A team of international scientist has made the most detailed examination yet of the atmosphere of a Jupiter-size like planet beyond our solar system. 

 The planet is one of four gas giants known to orbit a star called HR 8799, 130 light-years from Earth. The authors and their collaborators previously discovered this planet, designated HR 8799c, and its three companions back in 2008 and 2010. Unlike most other planetary systems, whose presence is inferred by their effects on their parent star, the HR8799 planets can be individually seen.

The team, using the OSIRIS instrument on the Keck II telescope on the summit of Mauna Kea, Hawaii, has uncovered the chemical fingerprints of specific molecules, revealing a cloudy atmosphere containing water vapor and carbon monoxide. "With this level of detail," says co-author Travis Barman, an astronomer at the Lowell Observatory, "we can compare the amount of carbon to the amount of oxygen present in the atmosphere, and this chemical mix provides clues as to how the planetary system formed."

There has been uncertainty about how planets in other solar systems formed, with two leading models, called core accretion and gravitational instability. When stars form, they are surrounded by a planet-forming disk. In the first scenario, planets form gradually as solid cores slowly grow big enough to start absorbing gas from the disk. In the latter, planets form almost instantly as parts of the disk collapses on itself. Planetary properties, such as the composition of a planet's atmosphere, are clues as to whether a system formed according to one model or the other.

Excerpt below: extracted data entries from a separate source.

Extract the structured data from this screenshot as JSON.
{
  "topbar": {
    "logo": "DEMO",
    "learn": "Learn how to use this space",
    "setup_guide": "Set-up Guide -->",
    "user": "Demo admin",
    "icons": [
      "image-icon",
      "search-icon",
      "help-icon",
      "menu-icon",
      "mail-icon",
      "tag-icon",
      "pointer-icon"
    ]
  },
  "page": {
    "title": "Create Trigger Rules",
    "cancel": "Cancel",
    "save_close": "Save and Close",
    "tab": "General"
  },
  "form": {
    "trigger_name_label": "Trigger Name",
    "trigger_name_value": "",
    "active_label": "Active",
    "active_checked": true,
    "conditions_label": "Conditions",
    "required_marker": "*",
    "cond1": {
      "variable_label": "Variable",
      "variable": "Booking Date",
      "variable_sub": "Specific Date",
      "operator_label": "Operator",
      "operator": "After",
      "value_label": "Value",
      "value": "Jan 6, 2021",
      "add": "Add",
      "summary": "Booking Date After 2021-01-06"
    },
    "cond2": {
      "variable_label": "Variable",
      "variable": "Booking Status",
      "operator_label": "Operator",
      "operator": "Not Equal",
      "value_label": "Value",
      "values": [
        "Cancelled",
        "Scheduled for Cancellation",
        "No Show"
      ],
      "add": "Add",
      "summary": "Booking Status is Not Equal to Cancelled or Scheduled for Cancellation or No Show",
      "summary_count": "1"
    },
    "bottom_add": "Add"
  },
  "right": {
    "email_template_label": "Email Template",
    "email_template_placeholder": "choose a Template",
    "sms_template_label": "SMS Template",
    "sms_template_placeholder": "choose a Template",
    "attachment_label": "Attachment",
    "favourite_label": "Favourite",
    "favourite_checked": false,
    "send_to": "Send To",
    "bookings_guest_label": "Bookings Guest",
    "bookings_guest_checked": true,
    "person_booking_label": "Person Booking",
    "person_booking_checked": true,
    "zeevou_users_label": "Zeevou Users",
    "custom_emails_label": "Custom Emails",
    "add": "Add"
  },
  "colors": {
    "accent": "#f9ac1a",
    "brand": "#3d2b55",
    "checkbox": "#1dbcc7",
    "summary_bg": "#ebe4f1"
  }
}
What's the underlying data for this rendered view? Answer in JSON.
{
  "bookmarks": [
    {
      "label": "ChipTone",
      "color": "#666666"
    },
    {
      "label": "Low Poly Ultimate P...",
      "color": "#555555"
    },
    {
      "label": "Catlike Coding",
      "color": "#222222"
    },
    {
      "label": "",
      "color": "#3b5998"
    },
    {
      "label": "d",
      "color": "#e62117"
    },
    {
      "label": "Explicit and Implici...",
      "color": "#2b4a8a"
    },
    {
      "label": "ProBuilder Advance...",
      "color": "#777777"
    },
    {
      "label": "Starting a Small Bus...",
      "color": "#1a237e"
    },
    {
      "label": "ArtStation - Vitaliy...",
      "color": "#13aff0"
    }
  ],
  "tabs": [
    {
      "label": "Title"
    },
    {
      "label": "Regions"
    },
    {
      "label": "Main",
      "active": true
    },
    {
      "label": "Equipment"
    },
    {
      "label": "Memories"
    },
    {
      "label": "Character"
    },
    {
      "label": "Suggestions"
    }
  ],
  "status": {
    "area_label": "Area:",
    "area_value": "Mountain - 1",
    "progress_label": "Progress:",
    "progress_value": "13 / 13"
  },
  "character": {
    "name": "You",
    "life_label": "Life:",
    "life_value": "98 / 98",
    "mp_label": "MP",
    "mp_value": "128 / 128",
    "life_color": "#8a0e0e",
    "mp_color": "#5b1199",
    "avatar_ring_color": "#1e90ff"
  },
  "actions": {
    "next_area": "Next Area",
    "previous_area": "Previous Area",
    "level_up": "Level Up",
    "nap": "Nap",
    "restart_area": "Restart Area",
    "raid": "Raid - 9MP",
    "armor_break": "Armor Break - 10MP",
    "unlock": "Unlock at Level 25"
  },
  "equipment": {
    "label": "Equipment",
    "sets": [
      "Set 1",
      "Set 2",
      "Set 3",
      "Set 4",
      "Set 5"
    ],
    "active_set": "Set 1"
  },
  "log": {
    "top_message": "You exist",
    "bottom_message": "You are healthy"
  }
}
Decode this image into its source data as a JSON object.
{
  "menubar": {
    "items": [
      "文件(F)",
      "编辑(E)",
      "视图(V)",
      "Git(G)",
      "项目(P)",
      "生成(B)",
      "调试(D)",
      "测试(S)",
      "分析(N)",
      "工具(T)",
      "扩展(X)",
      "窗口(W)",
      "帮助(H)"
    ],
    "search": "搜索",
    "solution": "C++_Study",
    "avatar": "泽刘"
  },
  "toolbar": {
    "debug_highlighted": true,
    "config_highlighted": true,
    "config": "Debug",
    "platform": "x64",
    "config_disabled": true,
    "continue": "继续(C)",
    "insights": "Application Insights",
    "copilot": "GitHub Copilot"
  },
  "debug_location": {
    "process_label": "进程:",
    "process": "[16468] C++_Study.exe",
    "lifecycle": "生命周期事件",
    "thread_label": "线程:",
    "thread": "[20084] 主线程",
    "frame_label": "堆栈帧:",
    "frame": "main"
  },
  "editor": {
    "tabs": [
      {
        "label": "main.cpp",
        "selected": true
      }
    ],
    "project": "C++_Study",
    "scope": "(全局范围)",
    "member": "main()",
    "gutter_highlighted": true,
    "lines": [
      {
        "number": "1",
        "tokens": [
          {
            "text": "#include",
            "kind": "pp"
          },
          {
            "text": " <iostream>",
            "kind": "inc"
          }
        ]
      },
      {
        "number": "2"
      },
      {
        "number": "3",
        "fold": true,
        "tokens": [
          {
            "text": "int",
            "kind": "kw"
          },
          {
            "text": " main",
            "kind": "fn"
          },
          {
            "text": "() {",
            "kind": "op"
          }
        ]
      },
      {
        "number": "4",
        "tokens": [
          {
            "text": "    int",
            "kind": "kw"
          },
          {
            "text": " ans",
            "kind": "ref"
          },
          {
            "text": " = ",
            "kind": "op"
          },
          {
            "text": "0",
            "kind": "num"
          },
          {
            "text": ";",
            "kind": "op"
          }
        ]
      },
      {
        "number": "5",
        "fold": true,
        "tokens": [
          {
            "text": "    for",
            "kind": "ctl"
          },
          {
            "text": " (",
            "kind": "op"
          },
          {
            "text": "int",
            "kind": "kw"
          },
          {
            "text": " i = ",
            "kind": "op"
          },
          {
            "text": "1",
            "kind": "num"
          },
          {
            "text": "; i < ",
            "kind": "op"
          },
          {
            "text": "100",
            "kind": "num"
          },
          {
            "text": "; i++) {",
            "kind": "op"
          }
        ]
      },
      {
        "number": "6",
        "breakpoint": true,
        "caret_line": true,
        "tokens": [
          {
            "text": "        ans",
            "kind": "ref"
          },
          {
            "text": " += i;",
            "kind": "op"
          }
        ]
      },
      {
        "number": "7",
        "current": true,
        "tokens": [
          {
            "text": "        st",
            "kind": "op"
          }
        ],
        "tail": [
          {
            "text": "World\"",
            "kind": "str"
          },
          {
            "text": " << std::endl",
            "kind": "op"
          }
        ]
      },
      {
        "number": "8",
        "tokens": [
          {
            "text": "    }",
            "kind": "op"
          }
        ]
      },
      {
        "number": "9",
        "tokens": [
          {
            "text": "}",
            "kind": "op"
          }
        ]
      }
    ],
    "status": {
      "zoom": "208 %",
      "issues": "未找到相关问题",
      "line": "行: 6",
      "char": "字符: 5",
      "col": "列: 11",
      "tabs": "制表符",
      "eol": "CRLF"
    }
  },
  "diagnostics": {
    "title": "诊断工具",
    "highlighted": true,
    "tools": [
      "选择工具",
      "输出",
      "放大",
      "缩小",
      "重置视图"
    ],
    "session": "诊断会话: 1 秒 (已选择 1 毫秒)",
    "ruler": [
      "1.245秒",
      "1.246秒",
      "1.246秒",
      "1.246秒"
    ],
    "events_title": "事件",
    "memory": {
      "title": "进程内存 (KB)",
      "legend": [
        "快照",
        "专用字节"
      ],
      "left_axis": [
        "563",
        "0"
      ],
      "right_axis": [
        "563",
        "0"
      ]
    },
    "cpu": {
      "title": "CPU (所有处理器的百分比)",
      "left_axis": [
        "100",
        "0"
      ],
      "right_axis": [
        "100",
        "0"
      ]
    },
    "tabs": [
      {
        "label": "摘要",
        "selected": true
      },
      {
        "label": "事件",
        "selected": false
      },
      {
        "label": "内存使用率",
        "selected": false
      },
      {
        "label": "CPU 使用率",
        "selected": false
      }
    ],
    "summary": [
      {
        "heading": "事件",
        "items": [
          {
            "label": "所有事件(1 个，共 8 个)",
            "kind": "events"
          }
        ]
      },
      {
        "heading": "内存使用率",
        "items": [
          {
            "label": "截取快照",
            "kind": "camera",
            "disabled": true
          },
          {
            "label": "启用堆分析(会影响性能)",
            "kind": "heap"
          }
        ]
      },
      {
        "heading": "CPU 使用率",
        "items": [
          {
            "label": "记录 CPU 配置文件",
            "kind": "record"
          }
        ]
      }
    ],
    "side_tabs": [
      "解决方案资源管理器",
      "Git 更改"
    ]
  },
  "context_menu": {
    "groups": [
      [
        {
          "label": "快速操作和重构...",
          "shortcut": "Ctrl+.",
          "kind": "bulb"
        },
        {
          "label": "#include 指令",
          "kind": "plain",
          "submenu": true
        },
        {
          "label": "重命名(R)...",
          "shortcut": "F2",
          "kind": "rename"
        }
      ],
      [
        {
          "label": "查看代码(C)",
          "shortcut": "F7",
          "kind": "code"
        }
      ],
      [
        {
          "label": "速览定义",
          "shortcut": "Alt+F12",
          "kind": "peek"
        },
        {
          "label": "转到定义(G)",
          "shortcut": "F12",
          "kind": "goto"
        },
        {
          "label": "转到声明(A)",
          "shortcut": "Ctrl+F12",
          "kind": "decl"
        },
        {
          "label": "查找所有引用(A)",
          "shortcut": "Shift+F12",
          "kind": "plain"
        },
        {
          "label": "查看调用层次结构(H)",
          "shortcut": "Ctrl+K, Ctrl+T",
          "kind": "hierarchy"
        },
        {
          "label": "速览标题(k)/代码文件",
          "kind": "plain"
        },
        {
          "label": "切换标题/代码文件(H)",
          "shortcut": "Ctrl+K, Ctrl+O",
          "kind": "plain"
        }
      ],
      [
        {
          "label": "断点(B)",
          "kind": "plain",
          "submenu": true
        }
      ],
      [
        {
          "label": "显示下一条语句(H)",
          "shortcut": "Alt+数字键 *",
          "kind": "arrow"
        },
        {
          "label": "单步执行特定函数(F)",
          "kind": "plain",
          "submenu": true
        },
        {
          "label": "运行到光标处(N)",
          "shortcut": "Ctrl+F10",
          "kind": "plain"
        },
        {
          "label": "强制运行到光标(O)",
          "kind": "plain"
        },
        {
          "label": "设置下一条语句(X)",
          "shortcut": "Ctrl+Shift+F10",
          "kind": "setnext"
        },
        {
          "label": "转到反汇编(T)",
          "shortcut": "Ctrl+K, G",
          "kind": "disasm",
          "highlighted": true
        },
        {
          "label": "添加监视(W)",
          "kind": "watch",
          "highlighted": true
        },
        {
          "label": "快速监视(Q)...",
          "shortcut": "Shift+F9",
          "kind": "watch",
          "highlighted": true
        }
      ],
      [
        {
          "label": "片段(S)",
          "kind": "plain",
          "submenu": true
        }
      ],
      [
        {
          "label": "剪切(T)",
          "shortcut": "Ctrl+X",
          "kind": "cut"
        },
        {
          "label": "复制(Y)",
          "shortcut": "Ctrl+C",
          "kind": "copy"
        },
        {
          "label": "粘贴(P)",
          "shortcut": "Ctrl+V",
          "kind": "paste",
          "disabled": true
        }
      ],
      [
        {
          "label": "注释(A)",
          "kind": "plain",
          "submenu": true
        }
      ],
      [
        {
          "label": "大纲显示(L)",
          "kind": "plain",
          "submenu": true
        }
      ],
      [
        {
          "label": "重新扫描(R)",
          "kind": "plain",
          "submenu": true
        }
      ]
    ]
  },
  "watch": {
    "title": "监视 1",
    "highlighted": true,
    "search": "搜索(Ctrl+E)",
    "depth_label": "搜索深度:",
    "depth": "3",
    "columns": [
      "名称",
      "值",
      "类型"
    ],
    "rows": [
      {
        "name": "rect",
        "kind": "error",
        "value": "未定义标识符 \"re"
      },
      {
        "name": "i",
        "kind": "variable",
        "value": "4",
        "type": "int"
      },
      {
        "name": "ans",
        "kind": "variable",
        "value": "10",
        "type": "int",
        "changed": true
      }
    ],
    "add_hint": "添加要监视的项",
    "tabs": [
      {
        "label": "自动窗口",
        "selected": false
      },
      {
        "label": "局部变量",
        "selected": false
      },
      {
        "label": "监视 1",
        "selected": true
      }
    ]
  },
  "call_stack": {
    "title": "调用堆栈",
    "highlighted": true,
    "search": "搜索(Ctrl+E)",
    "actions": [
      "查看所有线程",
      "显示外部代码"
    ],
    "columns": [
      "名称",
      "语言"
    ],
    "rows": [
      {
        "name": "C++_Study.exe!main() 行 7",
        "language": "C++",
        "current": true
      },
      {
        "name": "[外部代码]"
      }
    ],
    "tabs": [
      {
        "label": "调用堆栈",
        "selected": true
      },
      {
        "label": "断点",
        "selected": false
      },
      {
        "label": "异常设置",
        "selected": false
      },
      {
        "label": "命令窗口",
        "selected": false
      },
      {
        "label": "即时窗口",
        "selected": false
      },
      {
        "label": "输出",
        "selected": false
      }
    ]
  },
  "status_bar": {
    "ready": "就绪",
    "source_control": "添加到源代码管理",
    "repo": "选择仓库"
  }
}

Although the planet's atmosphere shows clear evidence of water vapor, that signature is weaker than would be expected if the planet shared the composition of its parent star. Instead, the planet has a high ratio of carbon to oxygen - a fingerprint of its formation in the gaseous disk tens of millions of years ago. As the gas cooled with time, grains of water ice form, depleting the remaining gas of oxygen. Planetary formation began when ice and solids collected into planetary cores – very similar to how our solar system formed.


Artistic representation of HR 8799c at an early stage in the evolution of the planetary system,showing the planet, a disk of gas and dust, rocky inner planets, and HR 8799. Credit: Dunlap Institute for Astronomy&Astrophysics; Mediafarm

"Once the solid cores grew large enough, their gravity quickly attracted surrounding gas to become the massive planets we see today," said Quinn Konopacky, an astronomer with the Dunlap Institute for Astronomy &Astrophysics, University of Toronto, and lead author of the study. "Since that gas had lost some of its oxygen, the planet ends up with less oxygen and less water than if it had formed through a gravitational instability."   

"We can directly image the planets around HR 8799 because they are all large, young, and very far from their parent star. This makes the system an excellent laboratory for studying exoplanet atmospheres," said coauthor Christian Marois, an astronomer at the National Research Council of Canada. "Since its discovery, this system just keeps on surprising us."

Although the planet does have water vapor, it's incredibly hostile to life – like Jupiter, it has no solid surface, and it has a temperature of more than a thousand degrees Fahrenheit as it glows with the energy of its original formation. Still, this discovery provides clues as to the possibility of other Earthlike planets in other solar systems. "The fact that the HR8799 giant planets may have formed the same way our own giant planets did is a good sign – that same process also made the rocky planets close to the sun," said co-author Bruce Macintosh, an astronomer at Lawrence Livermore National Laboratory.